Der weitgehend dem Verfall preisgegebene und als “Steinbruch” genutzte Herrnhaag wurde zum  Arbeitslager gemacht,  schon als die SPD-Reichsregierung Müller mit Notverordnungen den “freiwilligen” Arbeitsdienst  Ende der 1920er Jahre einführte. Wer sich dem nicht anschloss, bekam das dann beim “Stempelngehen” beim Arbeitsamt zu spüren …

ab 1933 wurde der Herrenhaag erst Reichsarbeitsdienstlager und dann Gefangenenlager  und später Kriegsgefangenenlager … ob von hier aus auch die “politischen” zur Zwangsarbeit eingesetzt , ob hier ausländische Zwangsarbeiter untergebracht wurden, muss noch recherchiert werden.

Gesichert ist, dass Reichsgauleiter Sprenger hier ab 1933 seine Grabungstrupps zwangsrekrutierte, mit denen er den Glauberg weiter durchpflügen ließ, um aus ihm eine Nazi-Pilgerstätte zu machen.

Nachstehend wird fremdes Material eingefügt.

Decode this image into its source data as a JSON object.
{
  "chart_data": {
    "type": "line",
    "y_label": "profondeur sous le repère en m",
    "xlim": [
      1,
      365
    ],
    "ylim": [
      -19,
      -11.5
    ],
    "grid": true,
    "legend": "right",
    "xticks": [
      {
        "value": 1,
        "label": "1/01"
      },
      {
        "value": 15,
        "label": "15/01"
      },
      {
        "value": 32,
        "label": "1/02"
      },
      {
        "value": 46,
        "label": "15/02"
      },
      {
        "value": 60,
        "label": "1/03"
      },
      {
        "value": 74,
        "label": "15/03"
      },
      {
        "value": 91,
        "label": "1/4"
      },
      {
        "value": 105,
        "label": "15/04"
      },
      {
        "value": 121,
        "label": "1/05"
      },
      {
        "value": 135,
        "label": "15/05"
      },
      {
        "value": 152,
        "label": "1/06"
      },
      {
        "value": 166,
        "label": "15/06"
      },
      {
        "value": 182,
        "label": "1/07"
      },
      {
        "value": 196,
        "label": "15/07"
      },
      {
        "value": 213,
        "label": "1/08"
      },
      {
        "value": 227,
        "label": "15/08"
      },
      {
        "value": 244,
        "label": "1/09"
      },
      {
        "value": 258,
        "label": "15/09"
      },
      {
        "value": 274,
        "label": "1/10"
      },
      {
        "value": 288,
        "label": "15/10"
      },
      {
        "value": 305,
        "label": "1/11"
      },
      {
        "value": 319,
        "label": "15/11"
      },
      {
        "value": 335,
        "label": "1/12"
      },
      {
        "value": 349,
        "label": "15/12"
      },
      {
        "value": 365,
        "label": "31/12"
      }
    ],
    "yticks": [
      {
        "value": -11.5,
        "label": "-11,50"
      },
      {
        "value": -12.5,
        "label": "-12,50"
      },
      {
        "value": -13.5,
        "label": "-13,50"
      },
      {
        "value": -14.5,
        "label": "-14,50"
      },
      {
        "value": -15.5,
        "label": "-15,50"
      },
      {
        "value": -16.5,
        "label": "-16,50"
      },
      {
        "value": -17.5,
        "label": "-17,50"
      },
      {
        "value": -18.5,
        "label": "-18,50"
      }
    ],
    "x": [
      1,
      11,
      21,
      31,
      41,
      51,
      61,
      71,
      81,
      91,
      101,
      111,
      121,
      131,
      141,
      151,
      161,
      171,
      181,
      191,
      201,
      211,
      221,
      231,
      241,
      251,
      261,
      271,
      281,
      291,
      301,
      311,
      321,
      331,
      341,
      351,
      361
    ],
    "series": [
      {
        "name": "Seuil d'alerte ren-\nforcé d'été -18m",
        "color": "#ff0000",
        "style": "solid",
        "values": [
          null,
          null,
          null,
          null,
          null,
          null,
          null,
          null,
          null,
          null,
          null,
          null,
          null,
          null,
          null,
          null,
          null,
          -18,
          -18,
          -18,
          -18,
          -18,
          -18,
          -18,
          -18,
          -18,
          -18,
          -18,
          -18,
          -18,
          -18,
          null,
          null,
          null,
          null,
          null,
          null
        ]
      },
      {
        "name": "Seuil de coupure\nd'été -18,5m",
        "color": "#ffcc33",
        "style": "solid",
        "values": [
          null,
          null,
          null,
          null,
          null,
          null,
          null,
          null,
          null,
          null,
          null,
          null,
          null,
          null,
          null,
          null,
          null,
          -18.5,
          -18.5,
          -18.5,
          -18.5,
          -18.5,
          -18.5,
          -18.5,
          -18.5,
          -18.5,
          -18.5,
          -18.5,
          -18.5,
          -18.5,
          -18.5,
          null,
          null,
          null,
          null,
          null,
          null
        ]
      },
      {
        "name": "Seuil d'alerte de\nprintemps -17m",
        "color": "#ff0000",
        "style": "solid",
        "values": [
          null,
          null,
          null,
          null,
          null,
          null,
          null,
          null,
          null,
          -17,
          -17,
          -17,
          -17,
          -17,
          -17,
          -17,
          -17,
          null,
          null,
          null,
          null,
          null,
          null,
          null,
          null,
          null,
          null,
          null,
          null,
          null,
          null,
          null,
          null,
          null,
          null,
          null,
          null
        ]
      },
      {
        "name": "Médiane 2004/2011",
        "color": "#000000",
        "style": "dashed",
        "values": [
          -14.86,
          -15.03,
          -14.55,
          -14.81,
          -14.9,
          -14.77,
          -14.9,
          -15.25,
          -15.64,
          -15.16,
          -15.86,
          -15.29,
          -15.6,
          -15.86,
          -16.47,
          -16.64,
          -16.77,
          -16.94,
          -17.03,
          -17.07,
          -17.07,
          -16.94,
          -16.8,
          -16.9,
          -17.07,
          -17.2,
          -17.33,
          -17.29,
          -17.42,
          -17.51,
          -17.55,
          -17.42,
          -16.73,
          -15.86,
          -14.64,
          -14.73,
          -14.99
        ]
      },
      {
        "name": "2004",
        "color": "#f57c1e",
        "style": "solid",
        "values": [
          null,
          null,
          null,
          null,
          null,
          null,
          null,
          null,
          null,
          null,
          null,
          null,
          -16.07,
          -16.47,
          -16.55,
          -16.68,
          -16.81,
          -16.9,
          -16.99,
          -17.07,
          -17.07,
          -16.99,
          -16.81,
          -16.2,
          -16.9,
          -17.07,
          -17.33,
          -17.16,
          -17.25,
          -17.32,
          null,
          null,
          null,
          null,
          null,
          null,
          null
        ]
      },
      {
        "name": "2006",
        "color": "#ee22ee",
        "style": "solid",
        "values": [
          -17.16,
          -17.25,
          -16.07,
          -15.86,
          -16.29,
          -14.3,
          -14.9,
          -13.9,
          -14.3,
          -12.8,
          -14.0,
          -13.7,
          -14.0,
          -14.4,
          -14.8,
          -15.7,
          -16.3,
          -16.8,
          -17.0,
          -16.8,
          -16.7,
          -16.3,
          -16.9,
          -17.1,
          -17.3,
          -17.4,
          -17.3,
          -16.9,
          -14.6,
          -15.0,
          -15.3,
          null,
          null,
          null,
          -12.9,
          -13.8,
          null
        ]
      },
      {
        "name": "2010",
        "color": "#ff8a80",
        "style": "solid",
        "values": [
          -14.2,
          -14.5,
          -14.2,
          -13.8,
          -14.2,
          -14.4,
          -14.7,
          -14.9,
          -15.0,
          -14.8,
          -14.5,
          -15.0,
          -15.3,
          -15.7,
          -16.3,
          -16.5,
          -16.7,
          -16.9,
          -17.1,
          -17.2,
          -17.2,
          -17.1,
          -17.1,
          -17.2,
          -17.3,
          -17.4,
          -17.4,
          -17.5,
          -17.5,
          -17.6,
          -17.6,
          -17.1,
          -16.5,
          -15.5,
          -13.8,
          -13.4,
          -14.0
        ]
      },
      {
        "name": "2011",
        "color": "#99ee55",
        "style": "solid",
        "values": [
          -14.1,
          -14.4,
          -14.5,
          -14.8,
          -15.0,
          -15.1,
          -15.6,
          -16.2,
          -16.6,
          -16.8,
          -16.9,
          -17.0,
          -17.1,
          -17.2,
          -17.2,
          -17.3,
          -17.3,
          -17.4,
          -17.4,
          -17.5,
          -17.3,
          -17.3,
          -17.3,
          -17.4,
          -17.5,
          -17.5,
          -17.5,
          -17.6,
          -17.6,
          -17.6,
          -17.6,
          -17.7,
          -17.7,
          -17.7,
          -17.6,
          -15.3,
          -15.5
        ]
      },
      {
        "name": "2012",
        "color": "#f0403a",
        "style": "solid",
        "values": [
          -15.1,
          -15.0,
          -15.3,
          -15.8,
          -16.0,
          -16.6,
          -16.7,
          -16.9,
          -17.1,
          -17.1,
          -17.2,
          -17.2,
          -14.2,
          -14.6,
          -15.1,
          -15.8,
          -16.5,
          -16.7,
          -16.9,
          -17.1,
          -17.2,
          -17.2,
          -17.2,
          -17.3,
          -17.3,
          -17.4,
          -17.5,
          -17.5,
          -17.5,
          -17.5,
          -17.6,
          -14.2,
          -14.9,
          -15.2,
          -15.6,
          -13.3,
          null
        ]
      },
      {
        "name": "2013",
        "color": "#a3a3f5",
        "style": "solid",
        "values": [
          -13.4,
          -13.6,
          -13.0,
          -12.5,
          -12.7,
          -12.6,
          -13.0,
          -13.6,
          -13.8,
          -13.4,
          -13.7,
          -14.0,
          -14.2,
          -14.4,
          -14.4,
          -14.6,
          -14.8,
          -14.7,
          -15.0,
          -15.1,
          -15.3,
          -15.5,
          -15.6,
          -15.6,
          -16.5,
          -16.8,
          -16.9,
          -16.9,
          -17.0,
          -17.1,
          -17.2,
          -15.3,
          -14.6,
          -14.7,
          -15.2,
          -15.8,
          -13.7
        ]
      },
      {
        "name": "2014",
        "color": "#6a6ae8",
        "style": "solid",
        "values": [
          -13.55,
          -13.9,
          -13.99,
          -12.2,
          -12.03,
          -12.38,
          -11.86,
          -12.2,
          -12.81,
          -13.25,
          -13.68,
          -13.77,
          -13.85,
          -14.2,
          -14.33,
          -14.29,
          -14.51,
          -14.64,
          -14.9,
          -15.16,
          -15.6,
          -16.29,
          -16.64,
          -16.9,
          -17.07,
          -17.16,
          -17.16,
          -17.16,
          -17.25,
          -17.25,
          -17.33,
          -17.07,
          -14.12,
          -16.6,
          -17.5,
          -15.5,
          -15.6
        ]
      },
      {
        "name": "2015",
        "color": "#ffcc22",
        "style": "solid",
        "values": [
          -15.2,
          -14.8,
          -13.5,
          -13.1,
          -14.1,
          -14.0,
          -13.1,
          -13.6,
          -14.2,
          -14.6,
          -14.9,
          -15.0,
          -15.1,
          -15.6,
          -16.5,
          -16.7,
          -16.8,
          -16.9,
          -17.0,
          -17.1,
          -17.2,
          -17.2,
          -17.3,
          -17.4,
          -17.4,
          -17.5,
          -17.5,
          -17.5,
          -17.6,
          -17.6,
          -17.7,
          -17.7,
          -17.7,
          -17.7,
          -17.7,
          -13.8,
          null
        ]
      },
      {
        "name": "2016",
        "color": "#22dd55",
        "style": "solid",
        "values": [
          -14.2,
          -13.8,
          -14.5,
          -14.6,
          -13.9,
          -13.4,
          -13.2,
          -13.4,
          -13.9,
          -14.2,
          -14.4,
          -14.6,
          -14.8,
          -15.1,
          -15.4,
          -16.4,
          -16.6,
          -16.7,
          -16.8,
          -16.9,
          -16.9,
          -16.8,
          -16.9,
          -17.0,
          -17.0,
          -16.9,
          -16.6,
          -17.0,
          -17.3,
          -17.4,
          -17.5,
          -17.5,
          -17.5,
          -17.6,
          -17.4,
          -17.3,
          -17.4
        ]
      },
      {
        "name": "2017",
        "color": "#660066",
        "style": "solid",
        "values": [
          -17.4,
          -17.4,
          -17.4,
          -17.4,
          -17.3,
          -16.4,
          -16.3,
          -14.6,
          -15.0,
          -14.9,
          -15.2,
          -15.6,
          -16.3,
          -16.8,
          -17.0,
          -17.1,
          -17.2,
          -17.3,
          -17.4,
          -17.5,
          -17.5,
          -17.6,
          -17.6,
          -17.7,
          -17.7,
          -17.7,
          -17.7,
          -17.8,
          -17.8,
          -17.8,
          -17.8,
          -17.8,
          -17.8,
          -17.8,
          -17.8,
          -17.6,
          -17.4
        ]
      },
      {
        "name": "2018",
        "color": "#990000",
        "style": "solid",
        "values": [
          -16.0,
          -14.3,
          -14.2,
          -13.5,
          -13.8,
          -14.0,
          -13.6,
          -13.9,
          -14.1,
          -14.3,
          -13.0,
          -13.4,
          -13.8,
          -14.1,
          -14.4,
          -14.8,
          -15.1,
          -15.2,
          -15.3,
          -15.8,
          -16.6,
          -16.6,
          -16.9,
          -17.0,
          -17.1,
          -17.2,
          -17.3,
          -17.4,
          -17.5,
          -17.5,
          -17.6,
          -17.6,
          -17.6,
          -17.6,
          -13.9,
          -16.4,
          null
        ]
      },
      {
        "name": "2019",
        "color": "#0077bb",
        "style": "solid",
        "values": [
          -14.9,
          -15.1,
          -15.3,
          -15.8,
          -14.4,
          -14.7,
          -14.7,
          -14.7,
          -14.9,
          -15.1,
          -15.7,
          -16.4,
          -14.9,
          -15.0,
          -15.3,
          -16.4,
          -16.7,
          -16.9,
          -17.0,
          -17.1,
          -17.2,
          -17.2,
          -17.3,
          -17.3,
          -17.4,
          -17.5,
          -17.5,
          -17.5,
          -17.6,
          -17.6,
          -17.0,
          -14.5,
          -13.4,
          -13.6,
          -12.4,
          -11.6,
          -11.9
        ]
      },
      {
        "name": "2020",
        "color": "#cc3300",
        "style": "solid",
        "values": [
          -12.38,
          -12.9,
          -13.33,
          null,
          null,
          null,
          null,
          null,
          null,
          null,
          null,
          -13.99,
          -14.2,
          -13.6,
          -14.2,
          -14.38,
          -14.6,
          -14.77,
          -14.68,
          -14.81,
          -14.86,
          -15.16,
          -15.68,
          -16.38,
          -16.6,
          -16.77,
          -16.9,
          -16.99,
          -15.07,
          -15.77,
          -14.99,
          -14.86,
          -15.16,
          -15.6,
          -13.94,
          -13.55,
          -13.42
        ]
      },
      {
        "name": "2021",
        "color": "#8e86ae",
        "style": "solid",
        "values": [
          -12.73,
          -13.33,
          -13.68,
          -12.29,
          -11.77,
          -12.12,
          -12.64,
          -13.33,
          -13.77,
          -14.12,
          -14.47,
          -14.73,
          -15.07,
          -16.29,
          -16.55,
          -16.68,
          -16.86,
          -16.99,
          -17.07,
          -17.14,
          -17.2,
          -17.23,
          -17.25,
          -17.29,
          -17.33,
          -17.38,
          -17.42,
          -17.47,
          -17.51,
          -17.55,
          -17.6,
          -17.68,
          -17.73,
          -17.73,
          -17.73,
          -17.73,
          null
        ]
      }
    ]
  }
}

Bei der Fortsetzung der Grabungsarbeiten des “freiwilligen” Arbeitsdienstes durch den RAD wurden in der Gier nach “arischem Erbe” erhebliche Schäden angerichtet…

Der hier nachlesbare Herrnhaag-Eintrag bei wikipedia  https://de.wikipedia.org/wiki/Herrnhaag   enthält leider kaum eine Information über die Arbeit der Jugendwerkstatt Herrnhaag und noch weniger über die in den letzten Jahrzehnten von der Herrnhuter Sozietät Herrnhaag und dem Verein Freunde des Herrnhaag und ungezählten anderen ehrenamtlichen HelferINNEn geleisteten Wiederaufbau- und Restaurierungsarbeiten.

Zu recherchieren wäre noch, was den jungen Goethe an den Herrnhutern so faszinierte, dass er an einer Herrnhuter Synode im benachbarten Kloster Marienborn teilgenommen hat.

Aktuell faszinierend ist die Arbeit der Jugendwerkstatt auf dem Herrnhaag, die es damals so wohl noch nicht gegeben haben dürfte. Aber vielleicht waren es ja die urchristlichen  -fast schon frühsozialistisch anmutenden-  Elemente in der Arbeits- und Lebensorganisation der Herrnhuter Brüder- & Schwesterngemeine, in der alle Standesunterschiede aufgehoben waren? Eine christliche Commune?